FFT or DFT with large N (for OFDM/DMT)

Hello,

I have a question about the DFT that is used
in OFDM and DMT. Emerging standards such as
VDSL, DVB and Powerline allow transfrom  sizes
which can be as large as N = 1024, 2048 or 4096.

Associated with this there is the problem of large
peak to average ratio, clipping and non-linearities
at the power amplifier. But there are methods to
reduce these effects (see Tellado and Cioffi).

My question is more about the FFT itself. An
N-point FFT usually has log2(N) stages of computation.
At each stage an extra bit of resolution is needed
to fully capture signal dynamic range at the output
of that stage. Does this not make it prohibitively
expensive to have a large FFT?

Example, suppose we have a DMT receiver with a ten bit
analog to digital converter.

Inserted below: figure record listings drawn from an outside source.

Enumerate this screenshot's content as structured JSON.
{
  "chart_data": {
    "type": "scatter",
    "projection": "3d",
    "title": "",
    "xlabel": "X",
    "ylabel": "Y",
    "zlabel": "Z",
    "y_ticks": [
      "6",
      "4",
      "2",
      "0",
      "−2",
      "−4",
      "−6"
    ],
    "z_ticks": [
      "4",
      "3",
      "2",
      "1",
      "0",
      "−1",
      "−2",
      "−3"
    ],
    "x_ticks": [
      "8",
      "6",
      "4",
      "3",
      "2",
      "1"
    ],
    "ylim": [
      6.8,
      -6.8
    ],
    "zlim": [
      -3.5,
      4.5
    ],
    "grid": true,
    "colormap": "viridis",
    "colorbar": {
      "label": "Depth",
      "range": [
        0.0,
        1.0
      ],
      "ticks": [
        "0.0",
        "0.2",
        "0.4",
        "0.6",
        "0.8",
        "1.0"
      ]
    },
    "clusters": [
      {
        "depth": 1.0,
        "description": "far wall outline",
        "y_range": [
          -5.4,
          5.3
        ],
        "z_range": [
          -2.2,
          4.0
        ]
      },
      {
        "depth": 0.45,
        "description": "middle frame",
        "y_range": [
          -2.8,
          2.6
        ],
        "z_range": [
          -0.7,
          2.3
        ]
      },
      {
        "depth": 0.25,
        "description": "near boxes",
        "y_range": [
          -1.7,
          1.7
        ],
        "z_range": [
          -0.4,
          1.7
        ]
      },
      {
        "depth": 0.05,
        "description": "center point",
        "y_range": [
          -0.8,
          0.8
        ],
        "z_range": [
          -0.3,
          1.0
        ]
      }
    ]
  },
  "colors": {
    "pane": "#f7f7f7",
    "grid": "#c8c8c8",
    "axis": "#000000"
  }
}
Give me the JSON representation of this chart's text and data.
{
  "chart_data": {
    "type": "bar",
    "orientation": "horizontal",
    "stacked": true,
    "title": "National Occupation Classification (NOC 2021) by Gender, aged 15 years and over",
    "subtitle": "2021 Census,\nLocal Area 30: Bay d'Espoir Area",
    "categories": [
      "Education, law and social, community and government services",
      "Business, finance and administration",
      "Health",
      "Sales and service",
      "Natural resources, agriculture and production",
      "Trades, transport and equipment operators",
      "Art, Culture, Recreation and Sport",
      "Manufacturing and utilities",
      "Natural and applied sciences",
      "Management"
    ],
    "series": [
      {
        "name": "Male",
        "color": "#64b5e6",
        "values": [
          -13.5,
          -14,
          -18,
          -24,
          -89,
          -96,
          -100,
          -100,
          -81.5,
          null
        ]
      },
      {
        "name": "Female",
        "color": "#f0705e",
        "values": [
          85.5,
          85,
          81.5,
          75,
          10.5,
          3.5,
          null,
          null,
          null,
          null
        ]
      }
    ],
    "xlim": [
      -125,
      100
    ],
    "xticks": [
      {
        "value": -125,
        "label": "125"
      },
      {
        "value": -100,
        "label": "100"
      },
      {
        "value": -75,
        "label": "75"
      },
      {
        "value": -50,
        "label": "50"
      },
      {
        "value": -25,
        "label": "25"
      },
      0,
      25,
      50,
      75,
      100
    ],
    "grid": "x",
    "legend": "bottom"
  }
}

The ADC output is fed to an
FFT of N = 4096. Since log2(N)=12, the FFT output will
have 22 bits, which is very large. Is it acceptable to do truncation
here? I imagine clipping would be no problem at the receiver,
because the expected values are the known transmit constellation
points.

Suppose we consider the transmitter of the above system.
Modern bit-loading schemes allow up to 10 bits per each
sub-carrier use. So if we have a ten-bit input to the FFT we
will have a 22-bit output of an FFT with 4096. This time clipping will
definitely cause problems, but as mentioned above there are means to
correct this. But do we really need the full 22 bits of resolution?
Is truncation acceptable at this stage?

Cheers
Porterboy